Michael Giltz said...

Why is Tom Jones cool and still listened to while the similarly great-voiced Engelbert Humperdink with some similarly great singles fairly forgotten in the US? To me, they're both very British (even European) artists, specializing in lots of songs perfect for pub sing-alongs. They both have excellent voices and some great singles. Their careers are quite similar: big success in the 1960s, both hosted variety shows (I think Tom's was a bigger hit), both made the usual career u-turns to stay "relevant" or find a new market, like Jone doing country in the 1980s, Engelbert doing the Philly sound and then gospel (first) w the Jordannaires, Jones acting in movies and doing hip covers, Engelbert doing "Lesbian Seagull" for the Beavis and Butt-head Do America movie, putting their sons in charge etc. It's like these two compare notes! So first, keep in mind they both still get a lot of love in Europe, probably closer in most people's minds than they are here. They both followed similar tacks but I think the moves by Jones just paid off more artistically and commercially. ("Kiss" really is killer.) Musically, also, I think Tom Jones has those crucial, early, panty-tossing hits that look to the future (sort of rock n roll), namely "What's New Pussycat" and "It's Not Unusual." Engelbert's signature songs look back to classic Tin Pan Alley, the wounded lover of "Release Me" and "A Man Without Love." Jones's songs were sort of contemporary at the time, while Engelbert's were always old school. You can imagine dads listening to Tom Jones but only Moms listen to Engelbert.
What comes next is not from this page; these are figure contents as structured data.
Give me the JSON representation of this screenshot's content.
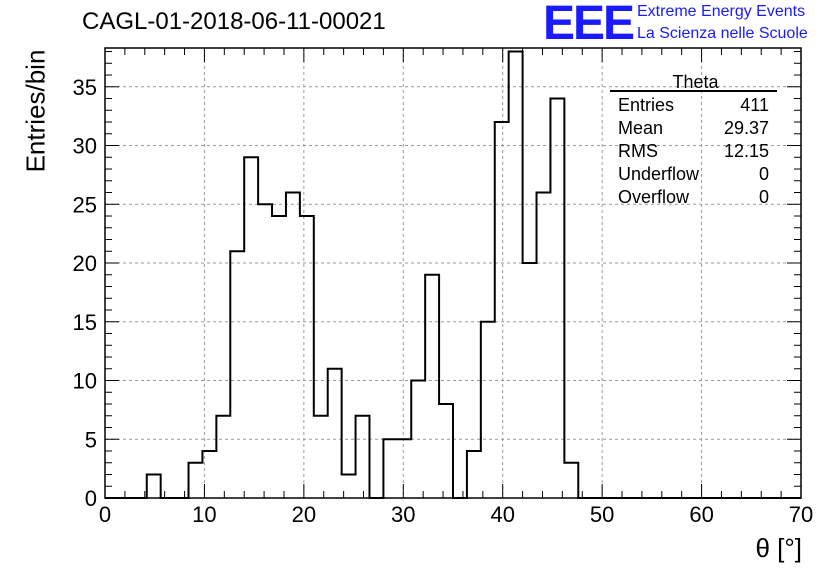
{
  "title": "CAGL-01-2018-06-11-00021",
  "logo": {
    "mark": "EEE",
    "line1": "Extreme Energy Events",
    "line2": "La Scienza nelle Scuole",
    "color": "#1a1aff"
  },
  "stats": {
    "name": "Theta",
    "rows": [
      {
        "label": "Entries",
        "value": "411"
      },
      {
        "label": "Mean",
        "value": "29.37"
      },
      {
        "label": "RMS",
        "value": "12.15"
      },
      {
        "label": "Underflow",
        "value": "0"
      },
      {
        "label": "Overflow",
        "value": "0"
      }
    ]
  },
  "chart_data": {
    "type": "histogram",
    "title": "CAGL-01-2018-06-11-00021",
    "xlabel": "θ [°]",
    "ylabel": "Entries/bin",
    "xlim": [
      0,
      70
    ],
    "ylim": [
      0,
      38.3
    ],
    "xticks": [
      0,
      10,
      20,
      30,
      40,
      50,
      60,
      70
    ],
    "yticks": [
      0,
      5,
      10,
      15,
      20,
      25,
      30,
      35
    ],
    "grid": true,
    "bin_edges_start": 0.0,
    "bin_width": 1.4,
    "counts": [
      0,
      0,
      0,
      2,
      0,
      0,
      3,
      4,
      7,
      21,
      29,
      25,
      24,
      26,
      24,
      7,
      11,
      2,
      7,
      0,
      5,
      5,
      10,
      19,
      8,
      0,
      4,
      15,
      32,
      38,
      20,
      26,
      34,
      3,
      0,
      0,
      0,
      0,
      0,
      0,
      0,
      0,
      0,
      0,
      0,
      0,
      0,
      0,
      0,
      0
    ]
  }
}
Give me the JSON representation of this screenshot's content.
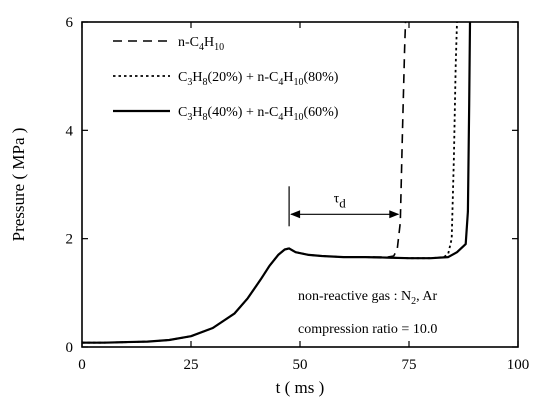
{
  "chart_data": {
    "type": "line",
    "xlabel": "t ( ms )",
    "ylabel": "Pressure ( MPa )",
    "xlim": [
      0,
      100
    ],
    "ylim": [
      0,
      6
    ],
    "xticks": [
      0,
      25,
      50,
      75,
      100
    ],
    "yticks": [
      0,
      2,
      4,
      6
    ],
    "grid": false,
    "legend_position": "top-left",
    "series": [
      {
        "name": "n-C4H10",
        "style": "dashed",
        "x": [
          0,
          5,
          10,
          15,
          20,
          25,
          30,
          35,
          38,
          41,
          43,
          45,
          46.5,
          47.5,
          49,
          52,
          55,
          60,
          65,
          70,
          71.5,
          72.3,
          73.0,
          73.5,
          74.0,
          74.2
        ],
        "y": [
          0.08,
          0.08,
          0.09,
          0.1,
          0.13,
          0.2,
          0.35,
          0.62,
          0.9,
          1.25,
          1.5,
          1.7,
          1.8,
          1.82,
          1.75,
          1.7,
          1.68,
          1.66,
          1.66,
          1.66,
          1.68,
          1.8,
          2.3,
          4.0,
          5.5,
          6.0
        ]
      },
      {
        "name": "C3H8(20%) + n-C4H10(80%)",
        "style": "dotted",
        "x": [
          0,
          5,
          10,
          15,
          20,
          25,
          30,
          35,
          38,
          41,
          43,
          45,
          46.5,
          47.5,
          49,
          52,
          55,
          60,
          65,
          70,
          75,
          80,
          83,
          84,
          84.8,
          85.3,
          85.7,
          86.0
        ],
        "y": [
          0.08,
          0.08,
          0.09,
          0.1,
          0.13,
          0.2,
          0.35,
          0.62,
          0.9,
          1.25,
          1.5,
          1.7,
          1.8,
          1.82,
          1.75,
          1.7,
          1.68,
          1.66,
          1.66,
          1.65,
          1.64,
          1.64,
          1.66,
          1.72,
          2.0,
          3.5,
          5.2,
          6.0
        ]
      },
      {
        "name": "C3H8(40%) + n-C4H10(60%)",
        "style": "solid",
        "x": [
          0,
          5,
          10,
          15,
          20,
          25,
          30,
          35,
          38,
          41,
          43,
          45,
          46.5,
          47.5,
          49,
          52,
          55,
          60,
          65,
          70,
          75,
          80,
          84,
          86,
          88,
          88.5,
          88.8,
          89.0
        ],
        "y": [
          0.08,
          0.08,
          0.09,
          0.1,
          0.13,
          0.2,
          0.35,
          0.62,
          0.9,
          1.25,
          1.5,
          1.7,
          1.8,
          1.82,
          1.75,
          1.7,
          1.68,
          1.66,
          1.66,
          1.65,
          1.64,
          1.64,
          1.66,
          1.75,
          1.9,
          2.5,
          4.5,
          6.0
        ]
      }
    ],
    "legend": {
      "items": [
        {
          "base": "n-C",
          "s1": "4",
          "mid": "H",
          "s2": "10",
          "rest": "",
          "s3": "",
          "rest2": "",
          "s4": "",
          "end": ""
        },
        {
          "base": "C",
          "s1": "3",
          "mid": "H",
          "s2": "8",
          "rest": "(20%) + n-C",
          "s3": "4",
          "rest2": "H",
          "s4": "10",
          "end": "(80%)"
        },
        {
          "base": "C",
          "s1": "3",
          "mid": "H",
          "s2": "8",
          "rest": "(40%) + n-C",
          "s3": "4",
          "rest2": "H",
          "s4": "10",
          "end": "(60%)"
        }
      ]
    },
    "annotations": {
      "tau": "τ",
      "tau_sub": "d",
      "tau_start": 47.5,
      "tau_end": 73.0,
      "tau_y": 2.45,
      "gas_prefix": "non-reactive gas : N",
      "gas_sub": "2",
      "gas_suffix": ", Ar",
      "ratio": "compression ratio = 10.0"
    }
  }
}
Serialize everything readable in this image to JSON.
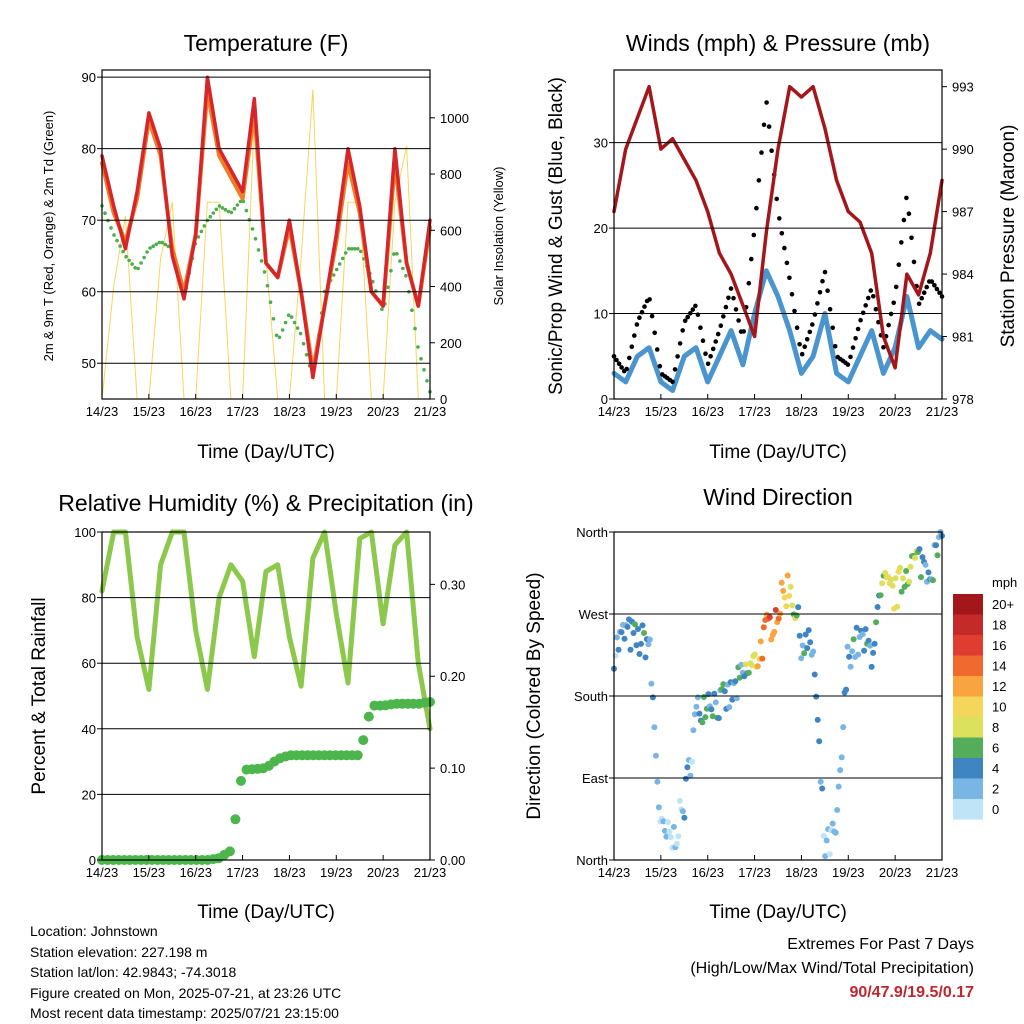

Finally, I think Engelbert leans more towards Europe while Jones leans more towards America. Finally, his definitive first greatest hits set is poorly programmed -- the second track is "Quando Quando Quando," then the third track is "Les Bicyclettes de Belsize" and then the fourth is called "Spanish Eyes." Maybe I'm overthinking but that's just VERY European and I think you lose most dudes by the fourth song.